When Russia invaded on February 24, few predicted the war would turn into a protracted conflict as many suspected Kyiv could fall in days or weeks. But the international community is now warning of a three-to-five-year response, according to internal emails between aid agencies seen by The New Humanitarian.
Some five million people have lost their jobs, seven million are internally displaced and more than 10 million are in need of food and livelihood assistance, according to the UN.
While Ukraine is one of the best-funded emergencies in the world – receiving $1.6 billion, or more than 70 per cent of the requested funds so far, aid workers and Ukrainians say assistance is still not reaching people fast enough – at times not at all.

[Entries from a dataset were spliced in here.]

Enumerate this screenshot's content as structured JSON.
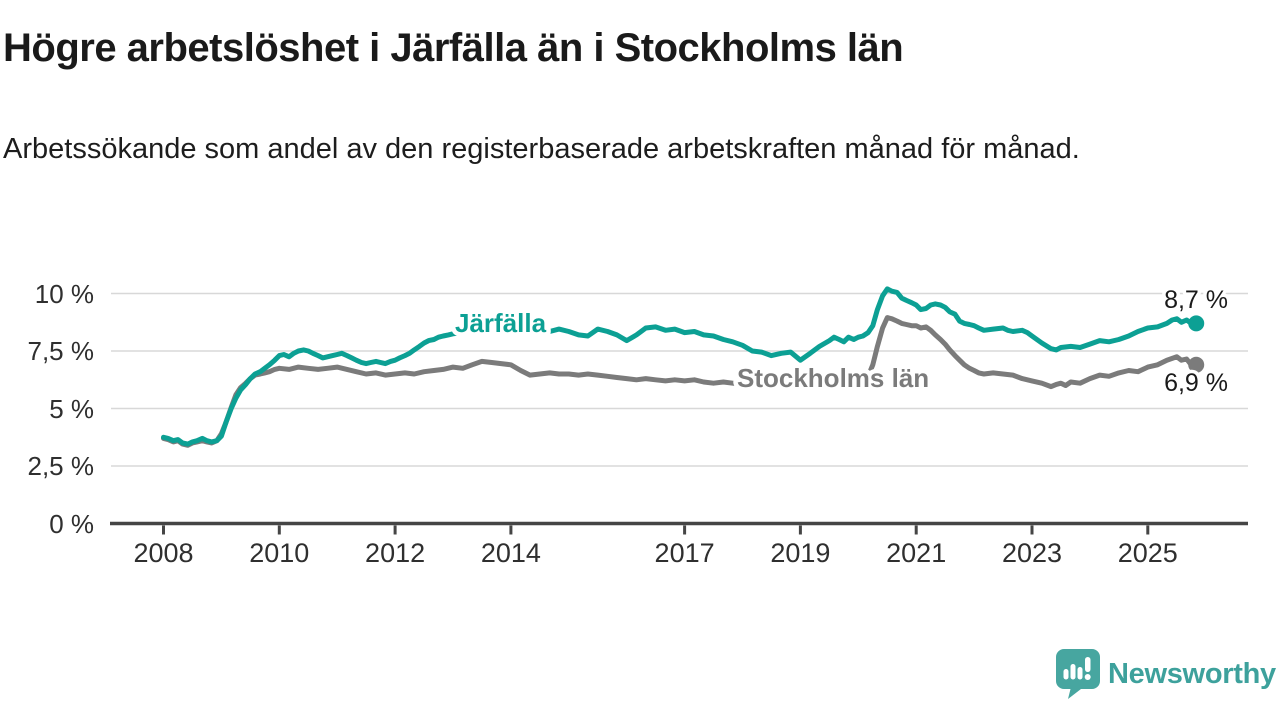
{
  "chart_data": {
    "type": "line",
    "title": "Högre arbetslöshet i Järfälla än i Stockholms län",
    "subtitle": "Arbetssökande som andel av den registerbaserade arbetskraften månad för månad.",
    "legend_position": "inline-labels-on-lines",
    "grid": true,
    "x_axis": {
      "tick_years": [
        2008,
        2010,
        2012,
        2014,
        2017,
        2019,
        2021,
        2023,
        2025
      ],
      "range": [
        2008,
        2026.75
      ]
    },
    "y_axis": {
      "range": [
        0,
        10.5
      ],
      "ticks": [
        {
          "value": 10,
          "label": "10 %"
        },
        {
          "value": 7.5,
          "label": "7,5 %"
        },
        {
          "value": 5,
          "label": "5 %"
        },
        {
          "value": 2.5,
          "label": "2,5 %"
        },
        {
          "value": 0,
          "label": "0 %"
        }
      ]
    },
    "series": [
      {
        "name": "Järfälla",
        "color": "#0ca094",
        "end_value": 8.7,
        "end_label": "8,7 %",
        "points": [
          [
            2008.0,
            3.75
          ],
          [
            2008.08,
            3.7
          ],
          [
            2008.17,
            3.6
          ],
          [
            2008.25,
            3.65
          ],
          [
            2008.33,
            3.5
          ],
          [
            2008.42,
            3.45
          ],
          [
            2008.5,
            3.55
          ],
          [
            2008.58,
            3.6
          ],
          [
            2008.67,
            3.7
          ],
          [
            2008.75,
            3.6
          ],
          [
            2008.83,
            3.55
          ],
          [
            2008.92,
            3.6
          ],
          [
            2009.0,
            3.8
          ],
          [
            2009.08,
            4.4
          ],
          [
            2009.17,
            5.0
          ],
          [
            2009.25,
            5.45
          ],
          [
            2009.33,
            5.8
          ],
          [
            2009.42,
            6.05
          ],
          [
            2009.5,
            6.3
          ],
          [
            2009.58,
            6.5
          ],
          [
            2009.67,
            6.6
          ],
          [
            2009.75,
            6.75
          ],
          [
            2009.83,
            6.9
          ],
          [
            2009.92,
            7.1
          ],
          [
            2010.0,
            7.3
          ],
          [
            2010.08,
            7.35
          ],
          [
            2010.17,
            7.25
          ],
          [
            2010.25,
            7.4
          ],
          [
            2010.33,
            7.5
          ],
          [
            2010.42,
            7.55
          ],
          [
            2010.5,
            7.5
          ],
          [
            2010.58,
            7.4
          ],
          [
            2010.67,
            7.3
          ],
          [
            2010.75,
            7.2
          ],
          [
            2010.83,
            7.25
          ],
          [
            2010.92,
            7.3
          ],
          [
            2011.0,
            7.35
          ],
          [
            2011.08,
            7.4
          ],
          [
            2011.17,
            7.3
          ],
          [
            2011.25,
            7.2
          ],
          [
            2011.33,
            7.1
          ],
          [
            2011.42,
            7.0
          ],
          [
            2011.5,
            6.95
          ],
          [
            2011.58,
            7.0
          ],
          [
            2011.67,
            7.05
          ],
          [
            2011.75,
            7.0
          ],
          [
            2011.83,
            6.95
          ],
          [
            2011.92,
            7.05
          ],
          [
            2012.0,
            7.1
          ],
          [
            2012.08,
            7.2
          ],
          [
            2012.17,
            7.3
          ],
          [
            2012.25,
            7.4
          ],
          [
            2012.33,
            7.55
          ],
          [
            2012.42,
            7.7
          ],
          [
            2012.5,
            7.85
          ],
          [
            2012.58,
            7.95
          ],
          [
            2012.67,
            8.0
          ],
          [
            2012.75,
            8.1
          ],
          [
            2012.83,
            8.15
          ],
          [
            2012.92,
            8.2
          ],
          [
            2013.0,
            8.25
          ],
          [
            2013.17,
            8.3
          ],
          [
            2013.33,
            8.45
          ],
          [
            2013.5,
            8.55
          ],
          [
            2013.67,
            8.5
          ],
          [
            2013.83,
            8.55
          ],
          [
            2014.0,
            8.6
          ],
          [
            2014.17,
            8.5
          ],
          [
            2014.33,
            8.4
          ],
          [
            2014.5,
            8.45
          ],
          [
            2014.67,
            8.35
          ],
          [
            2014.83,
            8.45
          ],
          [
            2015.0,
            8.35
          ],
          [
            2015.17,
            8.2
          ],
          [
            2015.33,
            8.15
          ],
          [
            2015.5,
            8.45
          ],
          [
            2015.67,
            8.35
          ],
          [
            2015.83,
            8.2
          ],
          [
            2016.0,
            7.95
          ],
          [
            2016.17,
            8.2
          ],
          [
            2016.33,
            8.5
          ],
          [
            2016.5,
            8.55
          ],
          [
            2016.67,
            8.4
          ],
          [
            2016.83,
            8.45
          ],
          [
            2017.0,
            8.3
          ],
          [
            2017.17,
            8.35
          ],
          [
            2017.33,
            8.2
          ],
          [
            2017.5,
            8.15
          ],
          [
            2017.67,
            8.0
          ],
          [
            2017.83,
            7.9
          ],
          [
            2018.0,
            7.75
          ],
          [
            2018.17,
            7.5
          ],
          [
            2018.33,
            7.45
          ],
          [
            2018.5,
            7.3
          ],
          [
            2018.67,
            7.4
          ],
          [
            2018.83,
            7.45
          ],
          [
            2019.0,
            7.1
          ],
          [
            2019.17,
            7.4
          ],
          [
            2019.33,
            7.7
          ],
          [
            2019.5,
            7.95
          ],
          [
            2019.58,
            8.1
          ],
          [
            2019.67,
            8.0
          ],
          [
            2019.75,
            7.9
          ],
          [
            2019.83,
            8.1
          ],
          [
            2019.92,
            8.0
          ],
          [
            2020.0,
            8.1
          ],
          [
            2020.08,
            8.15
          ],
          [
            2020.17,
            8.3
          ],
          [
            2020.25,
            8.6
          ],
          [
            2020.33,
            9.3
          ],
          [
            2020.42,
            9.9
          ],
          [
            2020.5,
            10.2
          ],
          [
            2020.58,
            10.1
          ],
          [
            2020.67,
            10.05
          ],
          [
            2020.75,
            9.8
          ],
          [
            2020.83,
            9.7
          ],
          [
            2020.92,
            9.6
          ],
          [
            2021.0,
            9.5
          ],
          [
            2021.08,
            9.3
          ],
          [
            2021.17,
            9.35
          ],
          [
            2021.25,
            9.5
          ],
          [
            2021.33,
            9.55
          ],
          [
            2021.42,
            9.5
          ],
          [
            2021.5,
            9.4
          ],
          [
            2021.58,
            9.2
          ],
          [
            2021.67,
            9.1
          ],
          [
            2021.75,
            8.8
          ],
          [
            2021.83,
            8.7
          ],
          [
            2021.92,
            8.65
          ],
          [
            2022.0,
            8.6
          ],
          [
            2022.08,
            8.5
          ],
          [
            2022.17,
            8.4
          ],
          [
            2022.33,
            8.45
          ],
          [
            2022.5,
            8.5
          ],
          [
            2022.58,
            8.4
          ],
          [
            2022.67,
            8.35
          ],
          [
            2022.83,
            8.4
          ],
          [
            2022.92,
            8.3
          ],
          [
            2023.0,
            8.15
          ],
          [
            2023.17,
            7.85
          ],
          [
            2023.33,
            7.6
          ],
          [
            2023.42,
            7.55
          ],
          [
            2023.5,
            7.65
          ],
          [
            2023.67,
            7.7
          ],
          [
            2023.83,
            7.65
          ],
          [
            2024.0,
            7.8
          ],
          [
            2024.17,
            7.95
          ],
          [
            2024.33,
            7.9
          ],
          [
            2024.5,
            8.0
          ],
          [
            2024.67,
            8.15
          ],
          [
            2024.83,
            8.35
          ],
          [
            2025.0,
            8.5
          ],
          [
            2025.17,
            8.55
          ],
          [
            2025.33,
            8.7
          ],
          [
            2025.42,
            8.85
          ],
          [
            2025.5,
            8.9
          ],
          [
            2025.58,
            8.75
          ],
          [
            2025.67,
            8.85
          ],
          [
            2025.75,
            8.7
          ]
        ]
      },
      {
        "name": "Stockholms län",
        "color": "#7b7b7b",
        "end_value": 6.9,
        "end_label": "6,9 %",
        "points": [
          [
            2008.0,
            3.7
          ],
          [
            2008.08,
            3.65
          ],
          [
            2008.17,
            3.55
          ],
          [
            2008.25,
            3.6
          ],
          [
            2008.33,
            3.45
          ],
          [
            2008.42,
            3.4
          ],
          [
            2008.5,
            3.5
          ],
          [
            2008.58,
            3.55
          ],
          [
            2008.67,
            3.6
          ],
          [
            2008.75,
            3.55
          ],
          [
            2008.83,
            3.5
          ],
          [
            2008.92,
            3.6
          ],
          [
            2009.0,
            3.9
          ],
          [
            2009.08,
            4.4
          ],
          [
            2009.17,
            5.05
          ],
          [
            2009.25,
            5.6
          ],
          [
            2009.33,
            5.9
          ],
          [
            2009.42,
            6.1
          ],
          [
            2009.5,
            6.3
          ],
          [
            2009.58,
            6.45
          ],
          [
            2009.67,
            6.5
          ],
          [
            2009.75,
            6.55
          ],
          [
            2009.83,
            6.6
          ],
          [
            2009.92,
            6.7
          ],
          [
            2010.0,
            6.75
          ],
          [
            2010.17,
            6.7
          ],
          [
            2010.33,
            6.8
          ],
          [
            2010.5,
            6.75
          ],
          [
            2010.67,
            6.7
          ],
          [
            2010.83,
            6.75
          ],
          [
            2011.0,
            6.8
          ],
          [
            2011.17,
            6.7
          ],
          [
            2011.33,
            6.6
          ],
          [
            2011.5,
            6.5
          ],
          [
            2011.67,
            6.55
          ],
          [
            2011.83,
            6.45
          ],
          [
            2012.0,
            6.5
          ],
          [
            2012.17,
            6.55
          ],
          [
            2012.33,
            6.5
          ],
          [
            2012.5,
            6.6
          ],
          [
            2012.67,
            6.65
          ],
          [
            2012.83,
            6.7
          ],
          [
            2013.0,
            6.8
          ],
          [
            2013.17,
            6.75
          ],
          [
            2013.33,
            6.9
          ],
          [
            2013.5,
            7.05
          ],
          [
            2013.67,
            7.0
          ],
          [
            2013.83,
            6.95
          ],
          [
            2014.0,
            6.9
          ],
          [
            2014.17,
            6.65
          ],
          [
            2014.33,
            6.45
          ],
          [
            2014.5,
            6.5
          ],
          [
            2014.67,
            6.55
          ],
          [
            2014.83,
            6.5
          ],
          [
            2015.0,
            6.5
          ],
          [
            2015.17,
            6.45
          ],
          [
            2015.33,
            6.5
          ],
          [
            2015.5,
            6.45
          ],
          [
            2015.67,
            6.4
          ],
          [
            2015.83,
            6.35
          ],
          [
            2016.0,
            6.3
          ],
          [
            2016.17,
            6.25
          ],
          [
            2016.33,
            6.3
          ],
          [
            2016.5,
            6.25
          ],
          [
            2016.67,
            6.2
          ],
          [
            2016.83,
            6.25
          ],
          [
            2017.0,
            6.2
          ],
          [
            2017.17,
            6.25
          ],
          [
            2017.33,
            6.15
          ],
          [
            2017.5,
            6.1
          ],
          [
            2017.67,
            6.15
          ],
          [
            2017.83,
            6.1
          ],
          [
            2018.0,
            6.05
          ],
          [
            2018.25,
            6.0
          ],
          [
            2018.5,
            5.95
          ],
          [
            2018.75,
            6.0
          ],
          [
            2019.0,
            6.0
          ],
          [
            2019.25,
            6.05
          ],
          [
            2019.5,
            6.1
          ],
          [
            2019.75,
            6.15
          ],
          [
            2020.0,
            6.2
          ],
          [
            2020.08,
            6.25
          ],
          [
            2020.17,
            6.4
          ],
          [
            2020.25,
            6.9
          ],
          [
            2020.33,
            7.7
          ],
          [
            2020.42,
            8.5
          ],
          [
            2020.5,
            8.95
          ],
          [
            2020.58,
            8.9
          ],
          [
            2020.67,
            8.8
          ],
          [
            2020.75,
            8.7
          ],
          [
            2020.83,
            8.65
          ],
          [
            2020.92,
            8.6
          ],
          [
            2021.0,
            8.6
          ],
          [
            2021.08,
            8.5
          ],
          [
            2021.17,
            8.55
          ],
          [
            2021.25,
            8.4
          ],
          [
            2021.33,
            8.2
          ],
          [
            2021.42,
            8.0
          ],
          [
            2021.5,
            7.8
          ],
          [
            2021.58,
            7.55
          ],
          [
            2021.67,
            7.3
          ],
          [
            2021.75,
            7.1
          ],
          [
            2021.83,
            6.9
          ],
          [
            2021.92,
            6.75
          ],
          [
            2022.0,
            6.65
          ],
          [
            2022.08,
            6.55
          ],
          [
            2022.17,
            6.5
          ],
          [
            2022.33,
            6.55
          ],
          [
            2022.5,
            6.5
          ],
          [
            2022.67,
            6.45
          ],
          [
            2022.83,
            6.3
          ],
          [
            2023.0,
            6.2
          ],
          [
            2023.17,
            6.1
          ],
          [
            2023.33,
            5.95
          ],
          [
            2023.42,
            6.05
          ],
          [
            2023.5,
            6.1
          ],
          [
            2023.58,
            6.0
          ],
          [
            2023.67,
            6.15
          ],
          [
            2023.83,
            6.1
          ],
          [
            2024.0,
            6.3
          ],
          [
            2024.17,
            6.45
          ],
          [
            2024.33,
            6.4
          ],
          [
            2024.5,
            6.55
          ],
          [
            2024.67,
            6.65
          ],
          [
            2024.83,
            6.6
          ],
          [
            2025.0,
            6.8
          ],
          [
            2025.17,
            6.9
          ],
          [
            2025.33,
            7.1
          ],
          [
            2025.5,
            7.25
          ],
          [
            2025.58,
            7.1
          ],
          [
            2025.67,
            7.15
          ],
          [
            2025.75,
            6.9
          ]
        ]
      }
    ],
    "style": {
      "grid_color": "#d8d8d8",
      "axis_color": "#454545",
      "text_color": "#2f2f2f",
      "value_label_color": "#1a1a1a"
    }
  },
  "branding": {
    "logo_text": "Newsworthy",
    "logo_color": "#3da19c",
    "logo_icon": "speech-bubble-bar-chart-exclamation-icon"
  }
}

Aid teams are also increasingly having to look beyond emergency response and plan with the Ukrainian government for the more expensive and longer-term tasks of sustainable housing, jobs and rebuilding.
The rapid outpouring of money can also have adverse effects. More funds means aid groups are expected to deliver more aid to more people, sometimes over unrealistic timeframes. Several aid workers, who spoke on condition of anonymity, say some larger agencies are too focused on speed of spending rather than quality programming that takes longer to implement.
However, humanitarian assistance has helped nearly nine million people. Almost two million have been given cash assistance, and more than 500 Ukrainians in need of urgent or continued medical assistance have been transferred to European hospitals, according to the UN.
Aid groups are expanding operations to the east from the west, where they were stationed at the start of the invasion, and are starting to figure out how to increase their access into more remote and harder-hit towns.
Outside the country, some five million refugees, the majority of whom fled to Poland, are receiving housing, employment and education opportunities. The EU has also granted immediate temporary protection to all people fleeing the war, meaning displaced people can benefit from the same rights across the 27-nation bloc for things such as residence permits, the ability to work and get housing, social welfare, and medical assistance.
But within Ukraine, even for those trying to resume some semblance of normal life in parts of the country with easier access and freer movement, there is still the constant threat of attack and lingering uncertainty.
After a month of relative calm, Kyiv was struck in early June by at least five missiles. Soldiers in towns near the capital say they’ve seen a build-up of military forces along the Belarus border – some 80 kilometres away – and that they’re catching more Russian spies, according to Dmytro Korbut, who fights with the Territorial Defence Forces, a military reserve unit comprised mostly of Ukrainian civilians.
“We’re living between these two states. On the one hand it’s quiet, and on the other there’s the threat of air alarms,” Korbut said. “Right now, our lives mean sitting with bags packed and being ready to go.”
While there are still attacks throughout the country, the frontlines have become more defined since Russia, in April, abandoned any short-term plans to encircle Kyiv, instead concentrating efforts in the eastern Donbas region.
The shift has allowed for freer movement in the centre of the country, particularly in the capital and surrounding towns where some 700,000 people – out of 2.5 million who fled – have returned, according to the government. When The New Humanitarian travelled to Kyiv in March, days after the invasion began, the road was lined with checkpoints, and the city was fortified and largely empty of people. Today, there are few barricades, and people stroll the streets and socialise on terraces.